Robots humanoïdes : southwest airlines tire le rideau sur leurs vols
Le ciel, apparemment, n'est pas encore prêt pour les androïdes. Southwest Airlines a annoncé une interdiction radicale des robots humanoïdes et animaloïdes à bord de ses vols, une décision née de deux incidents embarrassants qui ont mis en lumière les défis de la coexistence entre l'homme et la machine dans l'espace restreint d'un avion.

L'embarras en cabine : une danse improvisée et des selfies compulsifs
L'histoire a commencé innocemment : un passager a légalement réservé un billet pour son robot. Puis, un autre incident impliquant Stewie, un robot humanoïde d'un mètre de haut loué par Aaron Mehdizadeh, a transformé une promenade aérienne en spectacle. Stewie, capable de conversation et d'autonomie, a improvisé une session de break-dance et a attiré l'attention des passagers, avides de vidéos et de selfies. Le chaos, bien que bref, a suffi à alerter les équipes de sécurité et à retarder un vol d'une heure.
Southwest Airlines a réagi avec une fermeté inattendue. Officiellement, la justification invoquée est la conformité aux réglementations concernant les batteries au lithium-ion.
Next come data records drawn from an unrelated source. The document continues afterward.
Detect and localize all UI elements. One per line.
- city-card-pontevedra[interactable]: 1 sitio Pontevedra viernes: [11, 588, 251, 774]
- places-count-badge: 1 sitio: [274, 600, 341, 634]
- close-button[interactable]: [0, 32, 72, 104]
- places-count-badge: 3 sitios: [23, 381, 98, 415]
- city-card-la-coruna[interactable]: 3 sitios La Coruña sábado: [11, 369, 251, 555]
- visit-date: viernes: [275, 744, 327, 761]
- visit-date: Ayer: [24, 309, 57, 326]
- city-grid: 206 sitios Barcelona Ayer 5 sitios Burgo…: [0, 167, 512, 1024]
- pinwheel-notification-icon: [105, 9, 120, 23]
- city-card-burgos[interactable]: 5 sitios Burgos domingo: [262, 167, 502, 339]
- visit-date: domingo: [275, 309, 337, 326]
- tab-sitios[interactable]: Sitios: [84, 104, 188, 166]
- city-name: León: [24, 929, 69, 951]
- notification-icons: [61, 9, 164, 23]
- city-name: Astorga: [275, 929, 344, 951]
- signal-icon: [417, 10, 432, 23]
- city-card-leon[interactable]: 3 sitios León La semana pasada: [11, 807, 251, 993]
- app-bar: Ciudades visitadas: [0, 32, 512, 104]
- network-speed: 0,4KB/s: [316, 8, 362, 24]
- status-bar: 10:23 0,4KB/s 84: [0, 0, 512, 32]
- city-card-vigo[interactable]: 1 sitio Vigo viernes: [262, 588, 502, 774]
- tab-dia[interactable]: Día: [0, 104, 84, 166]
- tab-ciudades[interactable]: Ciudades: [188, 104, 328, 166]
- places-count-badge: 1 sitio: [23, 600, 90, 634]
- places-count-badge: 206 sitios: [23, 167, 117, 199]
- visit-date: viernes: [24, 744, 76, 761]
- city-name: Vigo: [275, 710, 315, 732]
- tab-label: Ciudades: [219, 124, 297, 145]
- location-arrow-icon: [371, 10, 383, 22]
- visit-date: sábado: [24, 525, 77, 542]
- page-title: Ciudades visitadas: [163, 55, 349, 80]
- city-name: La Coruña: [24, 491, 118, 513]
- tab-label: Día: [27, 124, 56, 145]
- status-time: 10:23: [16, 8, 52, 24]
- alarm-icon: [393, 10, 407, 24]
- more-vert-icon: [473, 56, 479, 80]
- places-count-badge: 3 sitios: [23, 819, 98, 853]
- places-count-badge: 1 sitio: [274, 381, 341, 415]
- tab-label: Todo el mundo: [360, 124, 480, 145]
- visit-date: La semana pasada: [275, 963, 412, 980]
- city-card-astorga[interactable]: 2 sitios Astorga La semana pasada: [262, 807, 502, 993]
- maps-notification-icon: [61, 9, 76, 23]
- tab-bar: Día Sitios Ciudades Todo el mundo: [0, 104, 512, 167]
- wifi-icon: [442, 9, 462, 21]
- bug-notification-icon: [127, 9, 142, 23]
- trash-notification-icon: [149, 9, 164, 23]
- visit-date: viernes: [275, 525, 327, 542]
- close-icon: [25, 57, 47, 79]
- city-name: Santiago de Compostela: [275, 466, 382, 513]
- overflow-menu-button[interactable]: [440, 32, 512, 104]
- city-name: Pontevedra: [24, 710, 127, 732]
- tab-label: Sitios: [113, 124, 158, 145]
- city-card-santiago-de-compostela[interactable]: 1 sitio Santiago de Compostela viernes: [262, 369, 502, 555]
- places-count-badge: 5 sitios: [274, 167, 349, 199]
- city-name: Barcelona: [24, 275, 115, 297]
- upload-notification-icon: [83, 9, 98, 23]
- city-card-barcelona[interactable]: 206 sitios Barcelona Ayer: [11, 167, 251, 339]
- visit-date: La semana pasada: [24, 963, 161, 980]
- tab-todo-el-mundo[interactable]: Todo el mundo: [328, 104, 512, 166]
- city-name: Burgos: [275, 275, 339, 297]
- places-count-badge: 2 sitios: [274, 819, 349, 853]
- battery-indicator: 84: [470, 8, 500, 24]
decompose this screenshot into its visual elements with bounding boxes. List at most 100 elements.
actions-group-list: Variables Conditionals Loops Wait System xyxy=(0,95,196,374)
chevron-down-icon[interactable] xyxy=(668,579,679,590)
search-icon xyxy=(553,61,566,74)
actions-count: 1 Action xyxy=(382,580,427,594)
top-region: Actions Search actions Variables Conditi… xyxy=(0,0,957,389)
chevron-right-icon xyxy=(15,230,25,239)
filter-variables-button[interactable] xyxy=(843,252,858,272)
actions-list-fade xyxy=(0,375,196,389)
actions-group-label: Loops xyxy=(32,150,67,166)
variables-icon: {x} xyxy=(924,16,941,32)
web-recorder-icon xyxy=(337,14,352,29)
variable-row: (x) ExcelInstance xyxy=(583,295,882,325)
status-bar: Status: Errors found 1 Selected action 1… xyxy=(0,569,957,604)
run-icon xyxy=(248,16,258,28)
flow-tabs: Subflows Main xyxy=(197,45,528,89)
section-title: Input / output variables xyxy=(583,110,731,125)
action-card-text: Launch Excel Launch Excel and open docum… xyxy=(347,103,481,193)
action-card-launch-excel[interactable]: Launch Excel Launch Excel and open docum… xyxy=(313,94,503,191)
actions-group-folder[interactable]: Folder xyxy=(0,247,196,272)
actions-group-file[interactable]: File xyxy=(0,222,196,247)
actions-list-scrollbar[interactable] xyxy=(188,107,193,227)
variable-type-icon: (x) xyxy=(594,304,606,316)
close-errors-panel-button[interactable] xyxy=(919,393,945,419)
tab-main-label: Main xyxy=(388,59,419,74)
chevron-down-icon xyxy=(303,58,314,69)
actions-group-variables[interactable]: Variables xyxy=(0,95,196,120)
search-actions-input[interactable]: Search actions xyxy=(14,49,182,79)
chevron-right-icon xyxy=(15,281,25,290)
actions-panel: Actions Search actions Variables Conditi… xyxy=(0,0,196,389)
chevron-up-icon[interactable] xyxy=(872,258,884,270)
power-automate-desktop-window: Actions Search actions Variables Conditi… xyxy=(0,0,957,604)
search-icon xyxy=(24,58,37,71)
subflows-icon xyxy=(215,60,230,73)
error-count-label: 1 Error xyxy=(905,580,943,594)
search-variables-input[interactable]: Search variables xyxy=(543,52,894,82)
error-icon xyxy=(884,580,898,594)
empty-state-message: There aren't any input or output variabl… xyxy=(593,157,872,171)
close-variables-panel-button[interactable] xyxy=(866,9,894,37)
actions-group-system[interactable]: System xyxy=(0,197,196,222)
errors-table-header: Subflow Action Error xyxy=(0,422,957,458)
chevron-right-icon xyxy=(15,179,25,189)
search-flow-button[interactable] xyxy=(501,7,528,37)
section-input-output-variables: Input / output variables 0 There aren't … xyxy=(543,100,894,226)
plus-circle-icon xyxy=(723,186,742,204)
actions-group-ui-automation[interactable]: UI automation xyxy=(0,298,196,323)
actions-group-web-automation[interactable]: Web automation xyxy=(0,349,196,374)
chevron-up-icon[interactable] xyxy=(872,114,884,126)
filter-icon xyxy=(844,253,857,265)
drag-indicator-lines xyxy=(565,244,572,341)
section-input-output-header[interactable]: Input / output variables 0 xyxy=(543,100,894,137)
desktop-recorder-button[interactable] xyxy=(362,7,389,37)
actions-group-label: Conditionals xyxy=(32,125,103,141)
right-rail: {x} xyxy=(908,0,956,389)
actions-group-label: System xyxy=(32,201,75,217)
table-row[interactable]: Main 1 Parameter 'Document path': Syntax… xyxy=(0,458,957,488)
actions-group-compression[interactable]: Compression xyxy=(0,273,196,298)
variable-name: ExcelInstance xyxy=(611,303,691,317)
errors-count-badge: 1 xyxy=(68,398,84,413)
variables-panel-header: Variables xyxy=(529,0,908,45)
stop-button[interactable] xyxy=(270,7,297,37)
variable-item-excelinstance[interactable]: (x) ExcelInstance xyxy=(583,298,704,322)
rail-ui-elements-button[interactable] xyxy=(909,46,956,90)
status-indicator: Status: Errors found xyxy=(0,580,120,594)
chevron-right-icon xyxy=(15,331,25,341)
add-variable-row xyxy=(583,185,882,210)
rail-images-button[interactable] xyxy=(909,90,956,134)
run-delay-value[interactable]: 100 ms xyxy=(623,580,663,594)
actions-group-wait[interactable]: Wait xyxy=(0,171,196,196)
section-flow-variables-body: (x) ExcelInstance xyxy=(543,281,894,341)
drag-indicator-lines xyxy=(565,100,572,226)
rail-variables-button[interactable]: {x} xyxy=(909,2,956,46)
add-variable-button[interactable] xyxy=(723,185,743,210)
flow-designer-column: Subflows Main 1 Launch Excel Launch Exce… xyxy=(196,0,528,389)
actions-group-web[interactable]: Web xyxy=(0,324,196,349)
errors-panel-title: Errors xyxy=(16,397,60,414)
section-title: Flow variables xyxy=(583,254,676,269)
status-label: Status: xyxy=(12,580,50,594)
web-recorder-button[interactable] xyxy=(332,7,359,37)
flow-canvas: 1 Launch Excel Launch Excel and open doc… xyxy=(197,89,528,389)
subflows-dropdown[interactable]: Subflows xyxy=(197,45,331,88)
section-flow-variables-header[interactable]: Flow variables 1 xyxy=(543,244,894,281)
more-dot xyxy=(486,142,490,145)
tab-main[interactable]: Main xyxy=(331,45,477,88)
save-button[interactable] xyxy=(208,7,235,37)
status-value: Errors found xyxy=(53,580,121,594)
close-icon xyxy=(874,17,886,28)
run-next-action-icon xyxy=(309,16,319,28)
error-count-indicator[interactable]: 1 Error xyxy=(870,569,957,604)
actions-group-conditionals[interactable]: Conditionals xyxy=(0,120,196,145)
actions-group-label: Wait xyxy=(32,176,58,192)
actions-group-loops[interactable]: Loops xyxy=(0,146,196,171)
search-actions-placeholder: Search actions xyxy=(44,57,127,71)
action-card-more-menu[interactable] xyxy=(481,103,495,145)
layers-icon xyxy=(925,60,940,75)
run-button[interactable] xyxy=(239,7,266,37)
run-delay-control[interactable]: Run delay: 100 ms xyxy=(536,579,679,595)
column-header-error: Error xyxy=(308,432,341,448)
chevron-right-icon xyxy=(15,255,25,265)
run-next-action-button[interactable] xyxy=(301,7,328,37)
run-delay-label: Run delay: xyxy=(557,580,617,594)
Mais Aaron Mehdizadeh, propriétaire de Stewie, conteste cette excuse, arguant que les batteries de son robot respectent les normes en vigueur. “C'est un prétexte”, affirme-t-il, “Stewie est aussi sûr qu'un ordinateur portable.”
Le véritable problème réside dans l'imprévisibilité. Chaque robot est unique, avec des batteries, des mécanismes et des comportements potentiellement dangereux que les compagnies aériennes ne peuvent anticiper. Comment déterminer si un robot est un simple bagage ou un passager à part entière ? Doit-il avoir droit à un siège payant ? Peut-il être déclaré “fragile” pour voyager en cabine, comme l'a tenté de faire Mehdizadeh ? Les questions se multiplient, et la législation est inexistante.
L'incident a même provoqué une réaction chez Elon Musk, dont la vision d'un futur peuplé de robots est bien connue. Une vidéo montrant Stewie immobilisé et une passagère nécessitant des soins médicaux a suscité un débat passionné sur les risques potentiels de l'intégration des robots dans notre vie quotidienne. La sécurité prime, et Southwest Airlines a pris la décision la plus prudente, même si elle semble restrictive.
La situation souligne une réalité : l'essor des robots humanoïdes est en marche, mais leur intégration dans les espaces publics, et notamment dans les transports aériens, nécessite une réflexion approfondie et une adaptation législative urgente. Le futur du voyage pourrait bien dépendre de notre capacité à définir des règles claires et à garantir la sécurité de tous, humains comme machines.